Smokers Win Ruling to Bring Class-Action Suit; Millions get approval to join complaint seeking damages for health problems.

By Myron Levin
(Los Angeles Times)

A federal judge on Friday granted class certification to tens of millions of smokers in a lawsuit against cigarette makers, creating what may be the largest class action ever certified in U.S. legal history.

A national consortium of plaintiff lawyers won the key ruling when U.S. District Judge Okla Jones II in New Orleans cleared them to proceed on behalf of smokers in the United States and its territories who allegedly became addicted to nicotine.

The long-awaited ruling did not endorse the suit's central contention: that cigarette makers have long known their products are addictive but have concealed that information and manipulated nicotine levels to keep smokers hooked.

But by granting class certification to a vast number of current and former smokers--even those who have not been diagnosed with smoking-related ailments--the ruling raises the prospect of monumental damages should the plaintiffs ultimately prevail.

The decision makes the lawsuit "the largest class action ever certified in the history of the law," said Don Howarth of the Los Angeles law firm of Howarth & Smith, one of the plaintiff firms allied in the case.

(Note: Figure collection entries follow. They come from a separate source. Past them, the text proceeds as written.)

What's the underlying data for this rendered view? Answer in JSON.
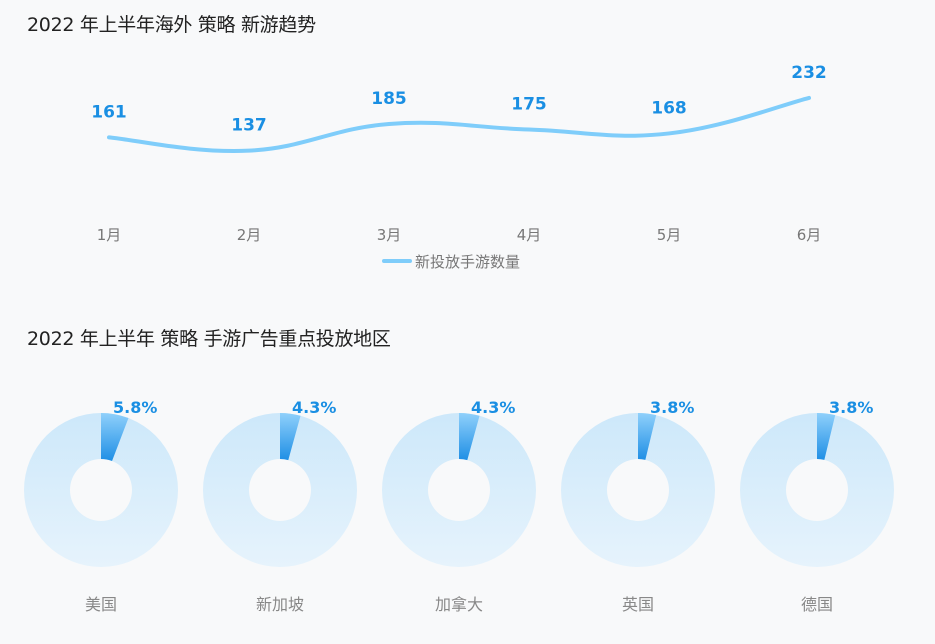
{
  "chart_data": [
    {
      "type": "line",
      "title": "2022 年上半年海外 策略 新游趋势",
      "categories": [
        "1月",
        "2月",
        "3月",
        "4月",
        "5月",
        "6月"
      ],
      "series": [
        {
          "name": "新投放手游数量",
          "values": [
            161,
            137,
            185,
            175,
            168,
            232
          ]
        }
      ],
      "ylim": [
        -400,
        320
      ],
      "grid": false,
      "legend": "bottom-center",
      "colors": {
        "line": "#7fcdfa",
        "label": "#1a8fe3"
      }
    },
    {
      "type": "pie",
      "title": "2022 年上半年 策略 手游广告重点投放地区",
      "categories": [
        "美国",
        "新加坡",
        "加拿大",
        "英国",
        "德国"
      ],
      "values": [
        5.8,
        4.3,
        4.3,
        3.8,
        3.8
      ],
      "value_labels": [
        "5.8%",
        "4.3%",
        "4.3%",
        "3.8%",
        "3.8%"
      ],
      "unit": "%",
      "colors": {
        "slice_dark": "#1f8fe5",
        "slice_light": "#8fd0fb",
        "ring_top": "#cde8fa",
        "ring_bottom": "#e6f3fc",
        "label": "#1a8fe3"
      }
    }
  ]
}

"We're delighted," Howarth said. "This is absolutely 95% of what we wanted. It gives us the right to take on, in one action, the tobacco industry."

Industry officials voiced disappointment with the ruling and said they will appeal.

The two-year-old lawsuit is known as the Castano case, after Dianne A. Castano, one of four named plaintiffs and the widow of Peter Castano, a New Orleans lawyer who died of lung cancer that allegedly was caused by smoking.

Defendants include the Tobacco Institute and the seven biggest U.S. tobacco companies, who maintain that smoking is not addictive and those who want to quit can do so.

Industry lawyers had adamantly opposed class certification, contending, among other things, that the sheer number of potential claimants would make the case unmanageable.

"The court's decision to allow Castano to go forward as a class action, in our opinion, is inconsistent with class certification guidelines," R.J. Reynolds Tobacco said in a statement.

"If this case proceeds and is not reversed on appeal, it will prove to be an unwieldy burden on the court system."

Philip Morris Cos. said it also will appeal, but noted that Jones resolved some issues in the industry's favor--including rejecting an industry-paid fund to monitor smokers' health and fund their medical care.

And Philip Morris said that even if the industry is found liable, smokers will still have to prove damages on an individual basis.

On Wall Street, Philip Morris stock dipped $1.50 to $60.25, while RJR Nabisco, parent of R.J. Reynolds, fell 6.3 cents to $5.625. American Brands, parent of American Tobacco Co., dipped 12.5 cents to $37.50, while Loews Corp., owner of Lorillard Tobacco, was unchanged at $97.50.

Since the 1950s, cigarette makers have repulsed scores of lawsuits, preserving their record of never paying a nickel in settlements or judgments to those claiming injuries from smoking.

Juries generally have agreed that smokers accepted the risk, and armies of defense lawyers have vastly outmanned and outspent their opponents.

To overcome these obstacles, plaintiff attorneys have seized on the addiction argument and sought to even the odds through class-action claims.

A Florida law firm currently has two class actions pending in Florida state court: one claiming injuries to flight attendants from second-hand smoke, and the other on behalf of injured smokers generally.

However, the New Orleans case involves a powerhouse alliance of about 60 law firms, each committed to spending $100,000.

In his 34-page ruling, Jones said the class of "nicotine-dependent" smokers will include all smokers medically diagnosed as nicotine-dependent, as well as smokers who have been warned by their doctors that smoking is dangerous but who have not quit.

Invoking the Robert Frost poem, "The Road Not Taken," Jones acknowledged he was embarking "on a road certainly less traveled, if ever taken at all."

"This will be a daunting task with long, difficult days ahead," the judge said. "However, the court believes the resolution of these issues now will alleviate the constant need for duplicative resolution of these issues later in hundreds of courtrooms around the nation, a task unparalleled in scope."